La première fois que j'ai vu Shaolin Soccer c'était entre l'année 2001 et l'année 2002. La nuit du 31 décembre au 1er janvier plus précisément. J'avais été invité par un copain à faire la fête avec ses amis geeks. Tandis que des mecs s'échangeaient des fichiers mp3 du Donjon de Naheulbeuk de disque dur à disque dur, d'autres mataient la fin d'un étrange remake d'Olive et Tom en version live action.
L'année suivante Shaolin Soccer s'était doté d'une aura culte et sortira en France dans l'été histoire de se changer les idées de la piteuse défaite de la France en coupe du Monde. (C'était par ailleurs, la première fois que je voyais un film en avant première sans le savoir.) C'était l'époque où l'on parlait pas mal du "cinéma de Hong Kong" et cette comédie impressionnait par sa vitalité et par l'originalité de son concept.
Et puis, on a un peu oublié ce film et moi-même j'avais le souvenir d'un film super débile, enchainant les blagues idiotes et aux effets spéciaux sans doute datés.
Et à le revoir, je m'aperçois que le film reste toujours assez bon : certes, y a du gag bien gras et on est dans la parodie, mais la structure narrative fonctionne. Le film ne triche jamais sur ses intentions et offre une progression logique (parce qu'hérité des films de Kung Fu) sans jamais ennuyer : c'est toujours drôle sans pour autant s'éparpiller.
Chow, en plus de jouer le rôle principal de Sing, l'ex-moine sympa mais un peu naif, se démerde pas mal dans la réalisation : il sait rendre son film rythmé, offre des idées de réalisations marrantes (la scène sur l'utilisation du Kung Fu dans la vraie vie dévoile des idées bien pensées) et utilise tout les archétypes hérités des films parodique qu'il a réalisé avant.
Les effets spéciaux n'ont pas SI vieillis que ça. Ok, c'est en parti faux : il y a quelques moments où ils jurent, mais leur côté simple accentue l'aspect cartoon et "parodie cheap mais overthetop" du film. Je pense que le fait d'avoir fait appel à des cascadeurs pros et des gens savant faire des arts martiaux au lieu de se reposer entièrement sur le montage ou sur les effets spéciaux fait aussi partie du charme du film : c'est toujours drôle.

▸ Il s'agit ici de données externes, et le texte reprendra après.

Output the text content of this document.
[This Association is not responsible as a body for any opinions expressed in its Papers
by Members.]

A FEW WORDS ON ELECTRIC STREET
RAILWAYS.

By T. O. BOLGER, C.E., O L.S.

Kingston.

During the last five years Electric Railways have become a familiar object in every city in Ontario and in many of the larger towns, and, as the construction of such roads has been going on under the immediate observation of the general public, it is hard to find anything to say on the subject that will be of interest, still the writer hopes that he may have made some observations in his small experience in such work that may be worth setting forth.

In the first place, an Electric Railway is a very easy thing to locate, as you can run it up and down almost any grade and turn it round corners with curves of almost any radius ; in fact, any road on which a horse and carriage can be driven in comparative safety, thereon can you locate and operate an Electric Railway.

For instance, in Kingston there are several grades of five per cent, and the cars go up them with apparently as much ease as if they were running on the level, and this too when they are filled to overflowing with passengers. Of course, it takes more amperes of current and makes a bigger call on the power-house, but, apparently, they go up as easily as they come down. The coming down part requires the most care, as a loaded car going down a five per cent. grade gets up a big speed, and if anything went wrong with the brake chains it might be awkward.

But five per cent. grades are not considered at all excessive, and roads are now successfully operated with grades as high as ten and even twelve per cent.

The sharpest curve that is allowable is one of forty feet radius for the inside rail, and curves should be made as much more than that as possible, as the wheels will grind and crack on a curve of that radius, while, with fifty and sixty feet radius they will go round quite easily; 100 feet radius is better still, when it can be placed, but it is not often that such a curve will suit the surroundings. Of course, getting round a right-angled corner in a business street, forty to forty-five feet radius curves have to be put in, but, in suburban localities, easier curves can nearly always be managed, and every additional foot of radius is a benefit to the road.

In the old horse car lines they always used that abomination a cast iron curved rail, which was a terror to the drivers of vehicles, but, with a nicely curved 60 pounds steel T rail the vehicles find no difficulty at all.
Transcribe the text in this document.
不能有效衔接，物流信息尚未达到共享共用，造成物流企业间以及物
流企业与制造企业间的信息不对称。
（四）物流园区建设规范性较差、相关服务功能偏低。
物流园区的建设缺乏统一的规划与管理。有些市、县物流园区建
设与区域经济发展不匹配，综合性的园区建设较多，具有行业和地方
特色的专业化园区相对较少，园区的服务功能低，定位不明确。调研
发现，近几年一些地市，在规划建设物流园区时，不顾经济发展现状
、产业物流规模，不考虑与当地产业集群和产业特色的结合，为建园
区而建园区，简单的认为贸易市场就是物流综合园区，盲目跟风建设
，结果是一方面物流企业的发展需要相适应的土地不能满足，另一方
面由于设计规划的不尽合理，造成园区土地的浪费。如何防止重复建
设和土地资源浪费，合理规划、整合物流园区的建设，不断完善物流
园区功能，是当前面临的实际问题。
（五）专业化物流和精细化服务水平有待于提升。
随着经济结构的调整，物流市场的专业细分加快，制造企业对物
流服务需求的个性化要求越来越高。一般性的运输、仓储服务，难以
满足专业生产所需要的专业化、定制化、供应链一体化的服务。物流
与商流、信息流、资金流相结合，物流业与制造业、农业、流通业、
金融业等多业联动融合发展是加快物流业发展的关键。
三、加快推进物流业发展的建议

Mais au final, il y a une lecture assez intéressante du film : cette bande de bras cassé dont plus personne ne veut qui maitrise des arts martiaux que tout le monde estime ringard est restée dans les strates basse de la société : serveurs, chiffoniers, employés à Carrefour (oui, un logo français dans un film hong-kongais, ça fait toujours bizarre.) Il y a un peu une revanche du prolétaire face au magnat du football verreux et de la finance (qui peut doper ses équipes et tire les ficelles des classements.) C'est d'ailleurs assez visible dans la scène où Sing fait visiter les magasins à Mui... parce qu'il est pote avec les agents de nettoyage et qu'il a promis de les aider en échange du service.
Shaolin Soccer est l'histoire d'une réappropriation populaire à la fois du foot mais aussi du Kung Fu. (Cf, la fameuse scène finale.) Ce qui est intéressant au moment où la Chine accentuait au même moment son libéralisme a outrance.
Par contre, je ne sais pas si c'est volontaire mais il y a pas mal de trous de scénarios ou de points inexpliqués. Notamment cette équipe de foot (assez balaise en plus) dans laquelle les deux attaquants sont deux femmes avec des grosses moustaches. D'où elle sortent, pourquoi elles font ça ? T'occupe. (Apparemment ça parodie, comme la scène de danse, d'autres films jamais sortis chez nous.)
Idem pour l'histoire d'amour entre Sing et Mui.
Elle lui avoue ses sentiments, il lui colle un vent. OK. Puis il apprend qu'elle est triste et qu'elle a été virée parce que ses pains étaient trop salés (vu qu'elle pleurait.). Ok. Elle arrive sur le terrain pour remplacer le goal sans que personne ne lui demande. Ha ? Et Sing se moque de son look.... pourtant on apprend dans la scène finale qu'ils se sont mariés. J'ai l'impression qu'il manque une scène ou deux entre ces deux là pour rendre leur histoire (prévisible mais mignonne) crédible.
Malgré ses gros défauts j'ai passé, encore une fois, un super moment devant Shaolin Soccer. Comme quoi.